Italy's Redzone Attack is Indescribably Awful
If you look at Quesada's 22 matches in charge of Italy against Tier1 sides, a clear pattern emerges: most of their tries are from 1st or 2nd phase, mostly originating between the two 10 metre lines. In contrast, only around~10% come from what you could call sustained pressure, ie 3+ rucks in the opposition 22.
Quesada's Italy have analysts who can develop decent strike moves exploiting against specific opposition weaknesses (ie Scotland's poor backfield cover in 2024/2026). They have players (Capuozzo, Menoncello, and Zuliani primarily) who can break tackles and disorganise a defence. They have a maul which is powerful enough to earn tries on a good day (including a 20m effort away to the boks).
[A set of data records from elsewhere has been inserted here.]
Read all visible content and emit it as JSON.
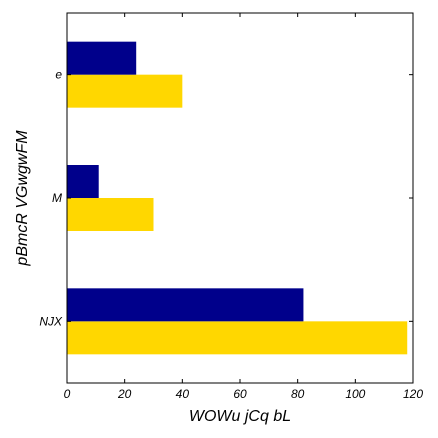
{
  "chart_data": {
    "type": "bar",
    "orientation": "horizontal",
    "xlabel": "WOWu jCq bL",
    "ylabel": "pBmcR VGwgwFM",
    "categories": [
      "NJX",
      "M",
      "e"
    ],
    "series": [
      {
        "color": "#FFD700",
        "values": [
          118,
          30,
          40
        ]
      },
      {
        "color": "#00008B",
        "values": [
          82,
          11,
          24
        ]
      }
    ],
    "xlim": [
      0,
      120
    ],
    "xticks": [
      0,
      20,
      40,
      60,
      80,
      100,
      120
    ],
    "grid": false
  }
}
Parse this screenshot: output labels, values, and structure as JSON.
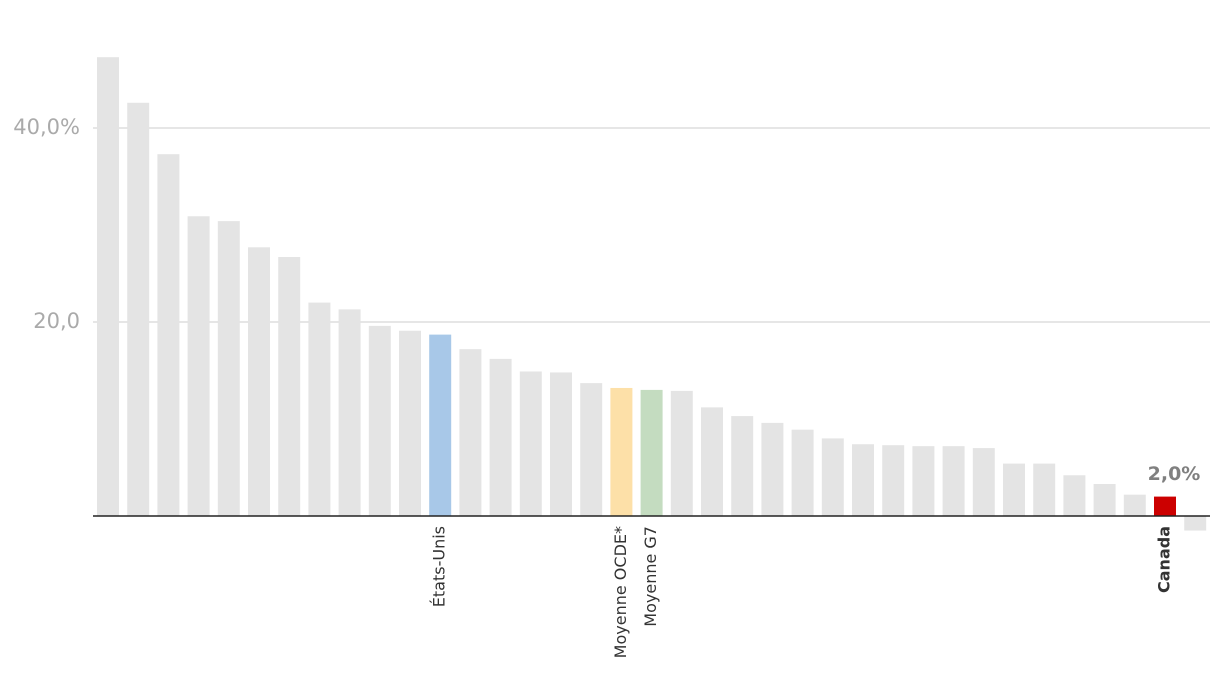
{
  "chart_data": {
    "type": "bar",
    "categories": [
      null,
      null,
      null,
      null,
      null,
      null,
      null,
      null,
      null,
      null,
      null,
      "États-Unis",
      null,
      null,
      null,
      null,
      null,
      "Moyenne OCDE*",
      "Moyenne G7",
      null,
      null,
      null,
      null,
      null,
      null,
      null,
      null,
      null,
      null,
      null,
      null,
      null,
      null,
      null,
      null,
      "Canada",
      null
    ],
    "values": [
      47.3,
      42.6,
      37.3,
      30.9,
      30.4,
      27.7,
      26.7,
      22.0,
      21.3,
      19.6,
      19.1,
      18.7,
      17.2,
      16.2,
      14.9,
      14.8,
      13.7,
      13.2,
      13.0,
      12.9,
      11.2,
      10.3,
      9.6,
      8.9,
      8.0,
      7.4,
      7.3,
      7.2,
      7.2,
      7.0,
      5.4,
      5.4,
      4.2,
      3.3,
      2.2,
      2.0,
      -1.5
    ],
    "value_labels": [
      null,
      null,
      null,
      null,
      null,
      null,
      null,
      null,
      null,
      null,
      null,
      null,
      null,
      null,
      null,
      null,
      null,
      null,
      null,
      null,
      null,
      null,
      null,
      null,
      null,
      null,
      null,
      null,
      null,
      null,
      null,
      null,
      null,
      null,
      null,
      "2,0%",
      null
    ],
    "color": "#e4e4e4",
    "colors": [
      "#e4e4e4",
      "#e4e4e4",
      "#e4e4e4",
      "#e4e4e4",
      "#e4e4e4",
      "#e4e4e4",
      "#e4e4e4",
      "#e4e4e4",
      "#e4e4e4",
      "#e4e4e4",
      "#e4e4e4",
      "#a8c8e8",
      "#e4e4e4",
      "#e4e4e4",
      "#e4e4e4",
      "#e4e4e4",
      "#e4e4e4",
      "#fde0a8",
      "#c4dcc0",
      "#e4e4e4",
      "#e4e4e4",
      "#e4e4e4",
      "#e4e4e4",
      "#e4e4e4",
      "#e4e4e4",
      "#e4e4e4",
      "#e4e4e4",
      "#e4e4e4",
      "#e4e4e4",
      "#e4e4e4",
      "#e4e4e4",
      "#e4e4e4",
      "#e4e4e4",
      "#e4e4e4",
      "#e4e4e4",
      "#cc0000",
      "#e4e4e4"
    ],
    "ylim": [
      -4,
      50
    ],
    "yticks": [
      {
        "value": 20,
        "label": "20,0"
      },
      {
        "value": 40,
        "label": "40,0%"
      }
    ],
    "grid": true
  }
}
But once they're beyond a couple of phases in areas where opponents can have 14 players in the line, Italy don't score. If you were feeling uncharitable, you could say that Italy don't really have an attack to speak of at all.
This isn't a new or Quesada-induced problem. IIRC, other than games against Japan, Italy haven't scored 4 tries vs a T1 opponent in 20 years. But it's a big deal now because winning Tier 1 matches in 2026 requires, more often that not, scoring 30+ points. Quesada's Italy have done this twice: Scotland home and Japan away in 2024. If opposition coaches figure out how to shut down Italy's strike moves (hint: it generally involves giving extra resources to whichever channel Menoncello is lined up with), Italy's attack will basically have nothing left.
So far this has cost Italy winnable games, most notably against Ireland in the last two 6 Nations, and a farcical home loss to Argentina in 2024 in which, to borrow Squidge's description, the Pumas scored from most of their own 22 entries, and also from most of Italy's 22 entries. Given how the Japan game this weekend went, this is now likely to result in colossal defeats to Australia and New Zealand later this month, and if Georgia wake up over the next 12 months then there's a serious risk of Italy not making it out of their group at the World Cup next year.
There's a conversation to be had around which players could be included/excluded to help overcome this, but in the immediate short term either Quesada fixes it, or Italy will soon be back to a world of 50+ point losses in most of their games, and the respect and credibility earned since the last World Cup humiliation will be flushed down the toilet.